Lost Chance Claim Requires a 51% Chance of a Better Result
posted on July 4th, 2009 by clintIn Valadez v. Newstart, LLC, et al., 2008 WL 4831306, the loss of chance doctrine was refused entrance to our courts again. No case of causation in medical malpractice cases will survive unless there is a probability (51%) of a better outcome. You need to understand the facts of Valadez so you will not meet the same fate suffered by the plaintiff.
In early 2003, the National Institute of Child Health and Human Development commenced a study to compare two approaches to treating babies with spina bifida, a condition where a baby’s spine remains exposed in the mother’s uterus. The study, known as the Management of Myelomengocele Study (MOMS), was limited to three clinical centers, including Vanderbilt University. Persons interested in participating in the study were sent an information packet. After eligibility was confirmed, participants were assigned to one of the three clinical centers, where a final screening was performed. Upon enrollment in the study, women were assigned to one of two groups: the intrauterine surgical group (prenatal surgery group), in which surgery was performed on the fetus’s spine while in the uterus, or the standard care group (postnatal surgery group), in which surgery was performed after birth, typically within 48 hours. Assignment to either group was randomly made by a central computer system” and neither the MOMS Center staff nor the woman was able to choose which group she was assigned to. Thus, each participant “had a 50-50 of either being in the intrauterine surgery study group or in the postnatal surgery group.”
Plaintiff Valadez was a patient of Drs. Pean and Gunn-Hill for prenatal care. Plaintiff, at approximately twenty-one weeks pregnant, underwent an ultrasound examination administered by the Flinn Clinic. Plaintiff alleges that the results of the examination, which showed her unborn child was afflicted with spina bifida, were promptly relayed to the Defendants. However, the Defendants failed to notify Plaintiff of the results until it was too late.

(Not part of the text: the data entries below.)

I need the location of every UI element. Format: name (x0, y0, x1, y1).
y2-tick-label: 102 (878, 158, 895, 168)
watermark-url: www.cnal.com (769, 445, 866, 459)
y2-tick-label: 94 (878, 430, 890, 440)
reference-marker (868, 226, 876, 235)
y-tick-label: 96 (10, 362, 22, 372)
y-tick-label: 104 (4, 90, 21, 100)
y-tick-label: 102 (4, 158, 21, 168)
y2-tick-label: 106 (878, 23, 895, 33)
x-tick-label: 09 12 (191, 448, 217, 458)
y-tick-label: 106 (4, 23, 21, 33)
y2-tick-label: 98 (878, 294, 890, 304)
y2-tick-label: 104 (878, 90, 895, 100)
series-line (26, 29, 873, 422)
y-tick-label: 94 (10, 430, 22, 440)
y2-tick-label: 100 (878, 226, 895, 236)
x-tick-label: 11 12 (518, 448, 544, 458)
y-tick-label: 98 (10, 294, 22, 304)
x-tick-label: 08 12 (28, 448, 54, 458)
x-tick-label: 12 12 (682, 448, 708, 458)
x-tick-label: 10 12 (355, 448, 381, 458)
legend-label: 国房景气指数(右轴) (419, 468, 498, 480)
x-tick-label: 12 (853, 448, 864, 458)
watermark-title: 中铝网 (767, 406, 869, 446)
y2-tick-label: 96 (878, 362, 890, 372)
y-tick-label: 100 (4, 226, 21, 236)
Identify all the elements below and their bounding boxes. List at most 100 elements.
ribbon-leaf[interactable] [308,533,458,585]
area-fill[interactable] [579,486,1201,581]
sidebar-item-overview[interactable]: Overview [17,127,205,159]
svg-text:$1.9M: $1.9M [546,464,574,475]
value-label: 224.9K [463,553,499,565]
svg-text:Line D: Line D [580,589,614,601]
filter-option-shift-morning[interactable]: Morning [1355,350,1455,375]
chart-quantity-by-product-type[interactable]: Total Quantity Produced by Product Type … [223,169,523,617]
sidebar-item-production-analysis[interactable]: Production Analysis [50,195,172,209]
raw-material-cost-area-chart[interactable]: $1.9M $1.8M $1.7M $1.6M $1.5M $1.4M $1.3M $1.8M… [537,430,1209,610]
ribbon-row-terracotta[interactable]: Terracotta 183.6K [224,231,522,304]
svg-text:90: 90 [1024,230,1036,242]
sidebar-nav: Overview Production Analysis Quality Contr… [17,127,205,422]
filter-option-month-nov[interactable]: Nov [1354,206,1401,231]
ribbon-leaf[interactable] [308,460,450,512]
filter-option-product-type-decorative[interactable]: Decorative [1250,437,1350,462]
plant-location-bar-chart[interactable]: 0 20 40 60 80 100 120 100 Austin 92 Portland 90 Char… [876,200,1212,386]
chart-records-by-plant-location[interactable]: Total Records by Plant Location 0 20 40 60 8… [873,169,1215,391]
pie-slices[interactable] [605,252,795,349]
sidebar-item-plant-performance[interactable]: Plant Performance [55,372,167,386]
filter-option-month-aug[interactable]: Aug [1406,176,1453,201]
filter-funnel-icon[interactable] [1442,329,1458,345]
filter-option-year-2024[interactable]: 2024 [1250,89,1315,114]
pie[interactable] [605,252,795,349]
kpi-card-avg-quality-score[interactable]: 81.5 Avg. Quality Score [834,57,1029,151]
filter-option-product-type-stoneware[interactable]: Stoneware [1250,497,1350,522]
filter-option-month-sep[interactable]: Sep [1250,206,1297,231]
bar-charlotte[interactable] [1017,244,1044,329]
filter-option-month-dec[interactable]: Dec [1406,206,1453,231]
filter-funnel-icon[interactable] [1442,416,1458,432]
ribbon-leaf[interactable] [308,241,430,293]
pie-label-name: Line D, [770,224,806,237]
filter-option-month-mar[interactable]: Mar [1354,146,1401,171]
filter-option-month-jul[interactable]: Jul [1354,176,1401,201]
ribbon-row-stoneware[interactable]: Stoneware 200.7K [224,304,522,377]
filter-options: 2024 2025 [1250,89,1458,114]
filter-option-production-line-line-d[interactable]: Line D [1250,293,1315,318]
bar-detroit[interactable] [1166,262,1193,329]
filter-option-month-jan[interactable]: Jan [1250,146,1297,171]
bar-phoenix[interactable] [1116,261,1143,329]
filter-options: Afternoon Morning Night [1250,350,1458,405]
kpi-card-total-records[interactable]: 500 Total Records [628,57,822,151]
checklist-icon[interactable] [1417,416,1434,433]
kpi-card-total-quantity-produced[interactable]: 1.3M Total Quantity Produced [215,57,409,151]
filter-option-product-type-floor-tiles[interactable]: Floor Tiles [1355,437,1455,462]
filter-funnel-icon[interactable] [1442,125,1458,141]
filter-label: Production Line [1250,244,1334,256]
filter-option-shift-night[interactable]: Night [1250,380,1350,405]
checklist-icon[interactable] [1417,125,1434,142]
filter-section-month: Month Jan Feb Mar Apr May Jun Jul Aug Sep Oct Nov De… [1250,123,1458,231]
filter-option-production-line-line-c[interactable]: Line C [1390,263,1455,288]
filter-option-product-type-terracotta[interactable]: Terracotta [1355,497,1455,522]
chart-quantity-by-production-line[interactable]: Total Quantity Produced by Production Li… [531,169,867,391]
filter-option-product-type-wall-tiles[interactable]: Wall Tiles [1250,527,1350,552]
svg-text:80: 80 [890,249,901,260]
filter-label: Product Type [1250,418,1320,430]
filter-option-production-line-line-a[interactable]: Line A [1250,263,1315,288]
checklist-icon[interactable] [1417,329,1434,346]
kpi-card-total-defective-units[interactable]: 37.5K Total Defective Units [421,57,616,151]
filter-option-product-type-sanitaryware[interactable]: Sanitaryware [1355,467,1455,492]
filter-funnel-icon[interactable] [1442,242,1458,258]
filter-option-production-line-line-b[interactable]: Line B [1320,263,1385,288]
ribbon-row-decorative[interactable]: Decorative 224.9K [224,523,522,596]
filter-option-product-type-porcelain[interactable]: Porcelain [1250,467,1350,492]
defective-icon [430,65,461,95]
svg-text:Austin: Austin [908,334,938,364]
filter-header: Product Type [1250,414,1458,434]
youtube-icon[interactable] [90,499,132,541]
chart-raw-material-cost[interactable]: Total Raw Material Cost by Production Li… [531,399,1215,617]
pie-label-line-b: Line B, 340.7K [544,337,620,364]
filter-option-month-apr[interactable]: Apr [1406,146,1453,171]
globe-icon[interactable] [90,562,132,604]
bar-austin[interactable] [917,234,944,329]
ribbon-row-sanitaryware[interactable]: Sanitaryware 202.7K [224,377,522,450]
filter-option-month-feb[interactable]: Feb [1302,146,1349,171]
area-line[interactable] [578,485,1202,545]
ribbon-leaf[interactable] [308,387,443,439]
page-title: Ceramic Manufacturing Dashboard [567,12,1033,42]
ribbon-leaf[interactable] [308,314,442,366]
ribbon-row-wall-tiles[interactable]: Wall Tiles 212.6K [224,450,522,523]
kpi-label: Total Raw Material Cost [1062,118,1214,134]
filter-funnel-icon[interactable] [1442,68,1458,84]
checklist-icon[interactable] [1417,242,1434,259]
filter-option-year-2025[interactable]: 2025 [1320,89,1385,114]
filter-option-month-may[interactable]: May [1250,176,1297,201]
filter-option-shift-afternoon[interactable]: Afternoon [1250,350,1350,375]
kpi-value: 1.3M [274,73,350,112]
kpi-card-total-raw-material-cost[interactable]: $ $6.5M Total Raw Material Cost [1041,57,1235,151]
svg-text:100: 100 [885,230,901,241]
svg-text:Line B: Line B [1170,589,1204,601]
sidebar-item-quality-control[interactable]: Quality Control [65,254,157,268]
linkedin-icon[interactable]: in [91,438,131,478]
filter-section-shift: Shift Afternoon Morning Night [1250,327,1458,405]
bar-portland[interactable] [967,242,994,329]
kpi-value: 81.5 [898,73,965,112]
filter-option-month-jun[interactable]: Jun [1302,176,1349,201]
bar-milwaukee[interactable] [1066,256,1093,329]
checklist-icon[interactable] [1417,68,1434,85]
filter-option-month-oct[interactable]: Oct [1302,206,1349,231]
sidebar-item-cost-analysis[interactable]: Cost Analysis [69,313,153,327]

Valadez filed a medical malpractice action against the Defendants claiming that they were notified by the Flinn Clinic of the results of the ultrasound, but failed to timely notify her. This failure prevented her from qualifying for the MOMS study, whereby she could have potentially received the intrauterine surgery. Women must qualify for the study by the twenty-fifth week of pregnancy. Defendants filed motions for summary judgment claiming that Plaintiff would not be able to establish her claims to a reasonable degree of medical certainty in that there was no more than a 50% chance that Valadez would have been included in the fetal surgery side of a randomized study. The trial court granted summary judgment, holding that “this is a lost opportunity case within the meaning of Kilpatrick v. Bryant, 868 S.W.2d 594 (Tenn.1993)” and thus the “case must be dismissed.”
The Plaintiff appealed. The sole issue on appeal was whether Tennessee should adopt a loss of chance theory of recovery. The Court of Appeals declined. Once the Tennessee Supreme Court has addressed an issue, its decision regarding that issue is binding on the lower courts. Accordingly, because Plaintiff could not show a greater than 50% chance of receiving the intrauterine surgery even absent Defendants’ negligence, the Court of Appeals affirmed summary judgment.